The Teen Brigade is either of two distinct fictional teams appearing in American comic books published by Marvel Comics. Both teams were recruited by Rick Jones from young amateur radio enthusiasts in order to obtain and divulge strategic information about safety hazards, usually involving the Hulk. These teams were attempting to aid the HUlk in using his super strength for good. They knew he, the Hulk, just desired to help citizens, and did not intend to harm them. The first group was founded in The Incredible Hulk #6 (March 1963). Today, a lot of adolescents are unaware of the Teen Brigade teams. Unless they have access to original comic books, the only Hulk character they may be aware of is in more modern shows or movies.

Overview
The rationale for creating such teams was that with their help Rick Jones could reach the Hulk (and occasionally other people or events of interest) faster, possibly in time to help him avoid fights or other incidents that could bring the Hulk trouble. 

The first Teen Brigade was formed by Rick in The Incredible Hulk #6 (March 1963), and they helped build a weapon for the Hulk to defeat the Metal Master. The group played a role in the origin of the Avengers in The Avengers #1, because it was the tampering of a radio transmission the Brigade intended to send to the Fantastic Four that brought the original Avengers (Thor, Iron Man, Wasp and Ant-Man) together to fight the Hulk. The Avengers and the Fantastic Four were a part of keeping Hulk in check, as well as the Teen Brigade.  In The Avengers #2 (November 1963), they called Giant-Man (Hank Pym) to help defeat a Space Phantom. They contacted the Avengers to notify them about the whereabouts of the rampaging Hulk in The Avengers #3 (January 1964). In The Avengers #4 (March 1964), the team helped Rick and Captain America track down a villain who turned the Avengers into stone. Captain America showed off his acrobatics abilities to the Teen Brigade in The Avengers #5 (May 1964). They later freed the Avengers when they had been imprisoned inside Kang's ship by pretending they wanted to join Kang, then dropping an energy cylinder to distract the time-traveller.
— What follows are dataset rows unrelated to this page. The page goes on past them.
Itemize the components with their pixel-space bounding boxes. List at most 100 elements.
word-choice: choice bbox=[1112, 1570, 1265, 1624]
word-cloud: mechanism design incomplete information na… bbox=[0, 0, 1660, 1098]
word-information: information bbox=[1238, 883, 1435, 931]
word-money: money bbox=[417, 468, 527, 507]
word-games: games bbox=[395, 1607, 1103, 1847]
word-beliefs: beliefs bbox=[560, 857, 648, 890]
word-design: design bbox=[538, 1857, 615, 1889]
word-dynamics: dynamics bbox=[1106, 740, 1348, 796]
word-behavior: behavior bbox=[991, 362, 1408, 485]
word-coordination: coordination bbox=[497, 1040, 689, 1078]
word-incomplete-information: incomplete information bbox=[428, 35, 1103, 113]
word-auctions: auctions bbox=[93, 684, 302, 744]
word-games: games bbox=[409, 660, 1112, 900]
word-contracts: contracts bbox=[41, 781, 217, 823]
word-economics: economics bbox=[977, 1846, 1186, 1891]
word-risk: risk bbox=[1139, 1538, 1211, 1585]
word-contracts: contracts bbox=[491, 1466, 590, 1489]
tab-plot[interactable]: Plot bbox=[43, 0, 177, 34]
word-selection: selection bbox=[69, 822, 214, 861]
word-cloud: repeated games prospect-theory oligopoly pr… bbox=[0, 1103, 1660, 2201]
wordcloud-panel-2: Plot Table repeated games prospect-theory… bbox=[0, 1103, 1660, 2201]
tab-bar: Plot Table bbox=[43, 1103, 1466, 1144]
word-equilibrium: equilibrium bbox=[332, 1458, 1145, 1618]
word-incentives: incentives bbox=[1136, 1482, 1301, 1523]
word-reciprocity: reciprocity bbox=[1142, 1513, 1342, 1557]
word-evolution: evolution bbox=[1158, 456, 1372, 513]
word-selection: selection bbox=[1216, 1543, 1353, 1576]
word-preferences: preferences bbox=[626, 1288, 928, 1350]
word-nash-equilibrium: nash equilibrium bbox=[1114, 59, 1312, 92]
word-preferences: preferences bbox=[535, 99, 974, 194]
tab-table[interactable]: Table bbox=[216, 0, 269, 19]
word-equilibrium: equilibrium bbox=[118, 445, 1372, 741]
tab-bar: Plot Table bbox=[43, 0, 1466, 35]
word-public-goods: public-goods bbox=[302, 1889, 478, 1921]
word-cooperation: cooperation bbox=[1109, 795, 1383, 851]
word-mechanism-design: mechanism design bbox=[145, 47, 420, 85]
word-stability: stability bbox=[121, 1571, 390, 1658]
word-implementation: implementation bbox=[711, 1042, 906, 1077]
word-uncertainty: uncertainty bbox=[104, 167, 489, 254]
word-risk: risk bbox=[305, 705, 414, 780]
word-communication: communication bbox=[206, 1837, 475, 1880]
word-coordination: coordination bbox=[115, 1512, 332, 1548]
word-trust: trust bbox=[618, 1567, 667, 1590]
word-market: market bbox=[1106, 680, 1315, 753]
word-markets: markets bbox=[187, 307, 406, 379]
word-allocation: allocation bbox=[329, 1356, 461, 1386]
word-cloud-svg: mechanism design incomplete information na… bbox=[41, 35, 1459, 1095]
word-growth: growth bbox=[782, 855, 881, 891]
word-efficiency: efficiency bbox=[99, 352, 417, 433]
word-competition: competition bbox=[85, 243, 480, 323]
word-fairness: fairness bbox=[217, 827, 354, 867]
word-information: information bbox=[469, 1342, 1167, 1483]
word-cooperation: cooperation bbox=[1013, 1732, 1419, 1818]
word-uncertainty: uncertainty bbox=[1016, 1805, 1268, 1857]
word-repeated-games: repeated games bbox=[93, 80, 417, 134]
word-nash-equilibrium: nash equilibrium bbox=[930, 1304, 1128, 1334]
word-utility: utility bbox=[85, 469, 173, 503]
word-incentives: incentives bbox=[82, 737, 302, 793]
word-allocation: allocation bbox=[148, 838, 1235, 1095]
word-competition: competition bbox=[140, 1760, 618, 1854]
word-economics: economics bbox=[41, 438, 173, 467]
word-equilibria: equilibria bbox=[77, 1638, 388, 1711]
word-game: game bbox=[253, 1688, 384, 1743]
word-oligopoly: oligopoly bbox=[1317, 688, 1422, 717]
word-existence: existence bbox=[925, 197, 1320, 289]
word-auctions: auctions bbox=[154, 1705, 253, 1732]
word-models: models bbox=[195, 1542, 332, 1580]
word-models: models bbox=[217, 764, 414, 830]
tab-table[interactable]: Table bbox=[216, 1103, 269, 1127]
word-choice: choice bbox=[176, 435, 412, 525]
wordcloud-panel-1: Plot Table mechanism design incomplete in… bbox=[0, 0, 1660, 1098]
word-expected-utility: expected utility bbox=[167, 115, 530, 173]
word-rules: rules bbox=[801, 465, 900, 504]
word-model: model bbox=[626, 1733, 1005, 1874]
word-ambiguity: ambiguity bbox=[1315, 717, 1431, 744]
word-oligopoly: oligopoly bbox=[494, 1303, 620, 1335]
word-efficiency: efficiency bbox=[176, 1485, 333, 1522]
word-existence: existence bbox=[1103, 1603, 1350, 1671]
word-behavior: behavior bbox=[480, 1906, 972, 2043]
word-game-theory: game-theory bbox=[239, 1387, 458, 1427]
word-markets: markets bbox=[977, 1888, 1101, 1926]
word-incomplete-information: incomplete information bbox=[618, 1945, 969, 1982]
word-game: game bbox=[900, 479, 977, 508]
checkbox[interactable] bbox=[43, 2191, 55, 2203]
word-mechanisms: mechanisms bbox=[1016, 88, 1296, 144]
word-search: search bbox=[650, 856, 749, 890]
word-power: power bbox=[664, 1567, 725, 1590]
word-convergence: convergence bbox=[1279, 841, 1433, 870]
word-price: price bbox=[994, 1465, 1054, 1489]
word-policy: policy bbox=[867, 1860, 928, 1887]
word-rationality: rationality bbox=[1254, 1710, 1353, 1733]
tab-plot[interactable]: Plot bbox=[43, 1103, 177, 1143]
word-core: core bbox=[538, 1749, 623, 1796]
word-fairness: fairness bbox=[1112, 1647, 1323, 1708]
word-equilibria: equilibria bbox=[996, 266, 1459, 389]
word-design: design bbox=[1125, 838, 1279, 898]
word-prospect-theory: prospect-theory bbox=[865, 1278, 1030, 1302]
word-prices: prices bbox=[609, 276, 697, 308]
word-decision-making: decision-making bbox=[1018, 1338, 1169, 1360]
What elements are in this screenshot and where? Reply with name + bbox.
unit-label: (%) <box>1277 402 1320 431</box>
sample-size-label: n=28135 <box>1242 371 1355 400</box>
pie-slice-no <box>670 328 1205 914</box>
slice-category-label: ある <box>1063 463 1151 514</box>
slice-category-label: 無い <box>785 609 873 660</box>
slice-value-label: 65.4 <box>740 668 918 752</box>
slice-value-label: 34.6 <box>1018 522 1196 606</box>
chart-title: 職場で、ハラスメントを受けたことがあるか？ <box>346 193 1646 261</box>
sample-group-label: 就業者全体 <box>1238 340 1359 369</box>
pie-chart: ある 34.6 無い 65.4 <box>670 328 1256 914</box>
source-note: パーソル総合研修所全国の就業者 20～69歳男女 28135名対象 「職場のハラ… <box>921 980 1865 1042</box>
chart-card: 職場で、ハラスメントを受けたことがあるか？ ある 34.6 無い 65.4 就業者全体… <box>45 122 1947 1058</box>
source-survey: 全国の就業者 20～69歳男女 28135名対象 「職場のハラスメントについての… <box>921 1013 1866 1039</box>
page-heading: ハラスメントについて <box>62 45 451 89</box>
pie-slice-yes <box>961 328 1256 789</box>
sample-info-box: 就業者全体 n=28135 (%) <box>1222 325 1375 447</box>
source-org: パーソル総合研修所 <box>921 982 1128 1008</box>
The second Teen Brigade was assembled at a time when the Hulk was under the Corruptor's control.  In an eerie parallel to the Avengers' origin, the Corruptor's own equipment interfered with a transmission meant for the Avengers and instead reached a handful of south western superheroes, giving birth to the superteam known as the Rangers. The Corrupter controlled the minds of others by producing sweat glands that held power inside. It would be as if a manipulative person convinced someone to do something without external things being in question.

The Teen Brigade was mentioned as an inspiration by Captain America when he decided to create an online network in stories published in the early 1990s.

A third version of the Teen Brigade appear in the 2011 series Vengeance composed of Barnell Bohusk, Angel Salvadore, the In-Betweener and two new heroes: America Chavez and the Ultimate Nullifier. It seems like the Teen Brigade is attempting to make a comeback.